Although the mounting hole 6 is directly communicated with the communication hole 5 and the small-diameter intake port 10 is projected from the tip of the introduction portion 8 in the above embodiment, as shown in FIG. A wall is provided between the hole 6 and the communication hole 5, a small diameter intake pipe 12 is fitted through the wall, and the tip of the intake pipe 12 is projected to the wall surface of the communication hole 5. Alternatively, foreign matter may be prevented from entering the mounting hole 6.

Further, as shown in FIG. 4, the intake intake port 13 is extended from the tip of the introduction part 8 of the negative pressure sensor 7, and the intake intake port 13 is provided between the mounting hole 6 and the communication hole 5. It is also possible to prevent foreign matter from entering the negative pressure sensor 7 by penetrating the wall of the above and projecting the tip thereof against the wall surface of the communication hole 5.

Further, as shown in FIG. 5, a step 14 is further provided on the wall surface portion of the communication hole 5 facing the intake port 10 so that foreign matter flowing along the wall surface does not enter the negative pressure sensor 7. May be.

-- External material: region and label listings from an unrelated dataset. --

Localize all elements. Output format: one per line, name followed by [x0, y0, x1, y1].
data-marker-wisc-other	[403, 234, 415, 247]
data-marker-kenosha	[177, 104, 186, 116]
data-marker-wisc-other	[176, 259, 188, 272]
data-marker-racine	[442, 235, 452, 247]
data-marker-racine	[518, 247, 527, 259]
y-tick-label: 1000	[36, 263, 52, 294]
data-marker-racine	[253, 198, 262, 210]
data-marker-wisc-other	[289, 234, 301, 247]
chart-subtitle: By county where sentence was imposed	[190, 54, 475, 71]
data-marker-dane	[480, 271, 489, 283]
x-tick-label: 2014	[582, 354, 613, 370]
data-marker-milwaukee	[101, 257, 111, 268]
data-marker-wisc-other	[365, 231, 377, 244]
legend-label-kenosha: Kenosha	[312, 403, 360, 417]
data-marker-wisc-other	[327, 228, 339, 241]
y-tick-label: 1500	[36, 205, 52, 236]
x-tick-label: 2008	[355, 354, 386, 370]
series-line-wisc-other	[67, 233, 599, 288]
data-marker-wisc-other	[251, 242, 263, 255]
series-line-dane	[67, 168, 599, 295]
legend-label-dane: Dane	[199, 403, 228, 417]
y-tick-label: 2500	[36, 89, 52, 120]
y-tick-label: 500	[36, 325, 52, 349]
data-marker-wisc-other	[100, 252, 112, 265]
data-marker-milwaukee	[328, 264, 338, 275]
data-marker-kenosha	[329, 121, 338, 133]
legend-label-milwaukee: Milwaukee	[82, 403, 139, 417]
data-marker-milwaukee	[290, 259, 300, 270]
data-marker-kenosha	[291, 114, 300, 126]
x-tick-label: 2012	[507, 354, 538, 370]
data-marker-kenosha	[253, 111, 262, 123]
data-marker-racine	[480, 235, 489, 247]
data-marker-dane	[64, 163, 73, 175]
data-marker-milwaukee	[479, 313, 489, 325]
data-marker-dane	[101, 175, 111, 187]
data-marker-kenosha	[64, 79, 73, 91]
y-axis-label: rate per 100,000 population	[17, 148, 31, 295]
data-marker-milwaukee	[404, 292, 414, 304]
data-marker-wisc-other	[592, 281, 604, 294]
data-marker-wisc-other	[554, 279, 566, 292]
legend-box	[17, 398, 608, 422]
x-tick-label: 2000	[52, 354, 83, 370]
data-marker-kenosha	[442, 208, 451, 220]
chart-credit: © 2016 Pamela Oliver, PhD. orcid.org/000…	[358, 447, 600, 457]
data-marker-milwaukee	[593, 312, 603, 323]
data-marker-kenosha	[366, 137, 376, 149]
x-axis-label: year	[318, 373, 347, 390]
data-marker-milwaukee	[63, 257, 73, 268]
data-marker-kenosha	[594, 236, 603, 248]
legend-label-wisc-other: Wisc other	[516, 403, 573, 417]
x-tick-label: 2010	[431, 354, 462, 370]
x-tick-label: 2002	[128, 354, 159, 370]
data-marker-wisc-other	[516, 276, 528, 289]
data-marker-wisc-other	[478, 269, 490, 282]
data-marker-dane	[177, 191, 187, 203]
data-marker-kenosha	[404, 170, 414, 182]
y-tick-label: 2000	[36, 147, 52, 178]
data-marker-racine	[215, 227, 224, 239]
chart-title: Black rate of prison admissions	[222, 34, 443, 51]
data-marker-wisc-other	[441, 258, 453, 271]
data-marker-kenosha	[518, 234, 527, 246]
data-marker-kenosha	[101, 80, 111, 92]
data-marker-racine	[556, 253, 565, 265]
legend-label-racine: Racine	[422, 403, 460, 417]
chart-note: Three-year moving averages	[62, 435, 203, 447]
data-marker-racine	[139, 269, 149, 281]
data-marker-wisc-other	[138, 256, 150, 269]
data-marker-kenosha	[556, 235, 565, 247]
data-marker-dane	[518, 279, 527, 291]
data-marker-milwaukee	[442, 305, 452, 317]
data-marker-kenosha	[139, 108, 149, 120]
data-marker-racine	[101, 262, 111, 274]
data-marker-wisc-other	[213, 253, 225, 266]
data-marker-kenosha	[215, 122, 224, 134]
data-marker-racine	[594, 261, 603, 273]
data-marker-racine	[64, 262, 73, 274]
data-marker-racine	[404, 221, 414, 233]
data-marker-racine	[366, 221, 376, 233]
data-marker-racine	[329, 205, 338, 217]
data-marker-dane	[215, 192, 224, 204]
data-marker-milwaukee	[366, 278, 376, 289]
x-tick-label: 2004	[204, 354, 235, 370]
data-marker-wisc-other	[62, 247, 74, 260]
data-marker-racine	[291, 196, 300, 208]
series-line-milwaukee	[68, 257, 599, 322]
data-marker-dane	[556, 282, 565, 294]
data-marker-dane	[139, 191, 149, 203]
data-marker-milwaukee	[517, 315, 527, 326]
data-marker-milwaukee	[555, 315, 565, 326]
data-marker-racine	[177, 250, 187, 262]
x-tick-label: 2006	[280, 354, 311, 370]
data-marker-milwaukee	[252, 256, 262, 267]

In each of the above embodiments, the negative pressure sensor 7 is illustrated as the sensor for detecting the intake state, but the present invention is not limited to the sensor for detecting the intake negative pressure, and other intake states such as intake temperature may be detected. The same effect can be obtained by applying it to the detecting sensor.

[0022]

[Effect of device]

 According to the foreign matter adhesion prevention structure for the intake pipe arrangement sensor of the present invention, since the intake air introduction passage for introducing the intake air into the sensor is opened in the intake pipe at the position downstream of the throttle valve as described above, the intake air is introduced into the intake air passage. A bypass passage that is introduced into the sensor to detect the intake air condition and that bypasses the throttle valve during idle operation and supplies intake air downstream of the throttle valve is connected to the intake introduction passage. Foreign matter that has entered the intake air intake passage can be purged during idle operation, and the intake air intake portion of the sensor is further projected from the wall surface that is continuous with the wall surface of the intake air intake passage. Even if the water and oil components in the air flow along the wall surface, they will not enter the sensor. The Chakusuru can be reliably prevented.

[Brief description of drawings]

1A and 1B show an embodiment of a foreign matter adhesion preventing structure for an intake pipe arrangement sensor according to the present invention, FIG. 1A is a side view, and FIG.

FIG. 2 is a sectional view taken along the line II-II of FIG. 1 (b).

FIG. 3 is a sectional view similar to FIG. 2 of another embodiment of the present invention.

FIG. 4 is a sectional view similar to FIG. 2 of still another embodiment of the present invention.

FIG. 5 is a sectional view similar to FIG. 1 (b) of still another embodiment of the present invention.

6A and 6B show a foreign matter adhesion preventing structure of a conventional example, in which FIG. 6A is a side view, FIG. 6B is a sectional view taken along the line BB of FIG. FIG.

[Explanation of symbols]

 1 Throttle body 2 Bore (inside intake pipe) 3 Intake inlet 4 Intake passage 5 Communication hole 6 Mounting hole 7 Negative pressure sensor 10 Intake intake 11 Bypass passage 12 Intake intake pipe 13 Intake intake pipe port

Claims (1)

[Scope of utility model registration request] 1. An intake passage for introducing intake air into a sensor is opened in the intake pipe at a position downstream of the throttle valve, and a bypass passage for bypassing the throttle valve during idling to supply intake air downstream of the throttle valve is introduced. A foreign matter adhesion prevention structure for an intake pipe arrangement sensor, characterized in that the intake pipe of the sensor is connected to a passage and an intake portion of the sensor is projected from a wall surface continuous with the wall surface of the intake air passage.